TA - PE.2003.0073 - 2004-04-08 - c/SPOP, division asile

8 avril 2004Français18 min

Source vd.ch

Faits

Vu les faits suivants :

A. X.________ est entrée

en Suisse avec son mari de l'époque, A.________, le 25 novembre 1990. Ils ont

déposé une demande d'asile qui a été rejetée par décision de l'Office fédéral

des réfugiés du 30 août 1991 au motif que les requérants n'avaient pas la

qualité de réfugiés. L'intéressée et son mari ont ainsi été renvoyés de Suisse;

un délai au 15 octobre 2001 leur a été imparti pour quitter notre pays et le

canton de Vaud a été chargé de l'exécution du renvoi.

Y.________ Y.________

est née à Lausanne le 9 octobre 1991.

Le divorce de

l'intéressée et de son mari a été prononcé par jugement du 18 août 1993 et

l'autorité parentale et la garde sur sa fille lui ont été attribuées.

Par décision de la Commission

suisse de recours en matière d'asile du 29 septembre 1994, le recours interjeté

par X.________ et son mari contre la décision précitée de l'Office fédéral des

réfugiés a été refusé. Cet office a ainsi imparti aux intéressés le 7 octobre

1994 un délai définitif au 15 janvier 1995 pour quitter la Suisse. Ce délai de

départ a par la suite été suspendu.

L'enfant Z.________

Z.________ est né à Lausanne le 29 avril 1995.

A la suite d'une

demande des intéressés, l'Office cantonal de contrôle des habitants et de

police des étrangers (ci-après OCE), soit l'autorité à laquelle le SPOP a

succédé, a répondu le 28 juillet 1995 qu'ils ne pouvaient pas invoquer un droit

à une autorisation de séjour fondée sur l'art. 8 de la Convention européenne de

sauvegarde des droits de l'homme et des libertés fondamentales (CEDH) et leur a

en conséquence imparti un délai au 28 août 1995 pour quitter le territoire

suisse. Ce délai a toutefois à nouveau été suspendu, X.________ et ses enfants

ayant été mis au bénéfice d'une admission provisoire.

Les intéressés ont

déposé le 16 janvier 1997 une demande de permis humanitaire. L'Office cantonal

des requérants d'asile, devenu depuis lors la division asile du SPOP, a répondu

le 31 janvier 1997 que les conditions nécessaires pour que le canton transmette

leur dossier à l'Office fédéral des étrangers en vue de l'octroi d'un permis

humanitaire n'étaient pas réalisées, si bien qu'une telle démarche ne serait

pas entreprise. Cette prise de position a été confirmée le 17 février 1997 après

réaction des intéressés du 4 du même mois. Il s'en est suivi un échange de

correspondances entre le conseil des intéressés et les autorités cantonales

compétentes.
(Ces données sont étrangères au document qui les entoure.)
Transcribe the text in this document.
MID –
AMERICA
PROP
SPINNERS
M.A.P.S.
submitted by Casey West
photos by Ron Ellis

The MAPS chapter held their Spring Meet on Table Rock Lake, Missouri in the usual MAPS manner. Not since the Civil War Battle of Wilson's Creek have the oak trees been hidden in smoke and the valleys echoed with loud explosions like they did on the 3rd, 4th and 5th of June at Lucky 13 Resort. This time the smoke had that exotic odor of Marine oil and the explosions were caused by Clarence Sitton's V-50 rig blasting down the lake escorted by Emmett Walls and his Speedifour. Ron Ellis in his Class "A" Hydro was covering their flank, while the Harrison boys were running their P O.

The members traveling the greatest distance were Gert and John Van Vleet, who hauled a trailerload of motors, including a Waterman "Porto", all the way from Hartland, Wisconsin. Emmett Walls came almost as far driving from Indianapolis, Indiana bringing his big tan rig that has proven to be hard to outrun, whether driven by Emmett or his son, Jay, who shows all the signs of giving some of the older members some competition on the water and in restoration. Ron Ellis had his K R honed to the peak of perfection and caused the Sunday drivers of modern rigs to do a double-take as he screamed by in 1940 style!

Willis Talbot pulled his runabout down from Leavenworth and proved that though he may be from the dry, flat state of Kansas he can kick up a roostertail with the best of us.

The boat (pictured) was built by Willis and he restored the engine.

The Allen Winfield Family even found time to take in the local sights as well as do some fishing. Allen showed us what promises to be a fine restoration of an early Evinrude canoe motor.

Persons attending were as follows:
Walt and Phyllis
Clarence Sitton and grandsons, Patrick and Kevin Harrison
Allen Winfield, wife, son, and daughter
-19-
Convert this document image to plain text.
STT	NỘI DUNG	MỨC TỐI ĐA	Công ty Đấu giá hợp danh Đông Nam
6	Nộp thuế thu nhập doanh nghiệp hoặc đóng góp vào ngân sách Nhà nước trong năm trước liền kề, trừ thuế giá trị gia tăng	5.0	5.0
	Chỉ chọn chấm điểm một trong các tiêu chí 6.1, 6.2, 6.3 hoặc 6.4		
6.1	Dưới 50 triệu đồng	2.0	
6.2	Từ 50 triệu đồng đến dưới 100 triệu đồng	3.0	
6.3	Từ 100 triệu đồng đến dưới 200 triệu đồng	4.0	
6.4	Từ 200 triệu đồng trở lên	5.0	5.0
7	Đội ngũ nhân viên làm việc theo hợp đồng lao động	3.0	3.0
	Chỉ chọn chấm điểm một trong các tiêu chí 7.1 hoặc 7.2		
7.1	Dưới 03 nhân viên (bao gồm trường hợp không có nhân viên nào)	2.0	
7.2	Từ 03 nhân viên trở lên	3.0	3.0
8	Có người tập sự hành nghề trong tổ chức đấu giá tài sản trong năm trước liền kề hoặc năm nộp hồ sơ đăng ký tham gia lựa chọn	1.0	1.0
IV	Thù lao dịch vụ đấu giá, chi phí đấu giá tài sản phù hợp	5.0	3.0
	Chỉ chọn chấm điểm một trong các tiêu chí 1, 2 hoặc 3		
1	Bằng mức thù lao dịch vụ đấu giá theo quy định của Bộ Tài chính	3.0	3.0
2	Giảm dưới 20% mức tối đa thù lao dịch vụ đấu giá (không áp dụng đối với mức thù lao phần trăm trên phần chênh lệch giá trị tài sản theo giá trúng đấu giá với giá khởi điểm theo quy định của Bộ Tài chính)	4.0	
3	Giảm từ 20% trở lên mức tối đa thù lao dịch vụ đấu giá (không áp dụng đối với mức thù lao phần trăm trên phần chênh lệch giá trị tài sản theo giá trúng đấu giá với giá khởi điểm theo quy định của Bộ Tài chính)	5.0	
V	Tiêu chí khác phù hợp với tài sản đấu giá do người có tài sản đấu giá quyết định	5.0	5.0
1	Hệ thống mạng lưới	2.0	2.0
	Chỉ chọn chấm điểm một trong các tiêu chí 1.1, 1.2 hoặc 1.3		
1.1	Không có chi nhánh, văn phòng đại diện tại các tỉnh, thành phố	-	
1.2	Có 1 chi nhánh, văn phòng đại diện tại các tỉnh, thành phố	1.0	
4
L'OCE a ainsi confirmé le 7 juillet 1997 que l'Office cantonal des

requérants d'asile était compétent pour appliquer la législation sur l'asile et

qu'une autorisation de séjour fondée sur l'art. 8 CEDH n'était pas envisageable

puisque le père d'Y.________ Z.________ était titulaire d'une autorisation de

séjour annuelle.

L'Office fédéral des réfugiés

a informé l'intéressée et ses deux enfants le 5 janvier 1998 qu'à la suite d'un

accord sur la réadmission entre la Suisse et la République fédérale de

Yougoslavie, ils étaient tenus de quitter notre pays avant le 31 mai 1999 sous

peine de refoulement en cas de non respect de cette obligation.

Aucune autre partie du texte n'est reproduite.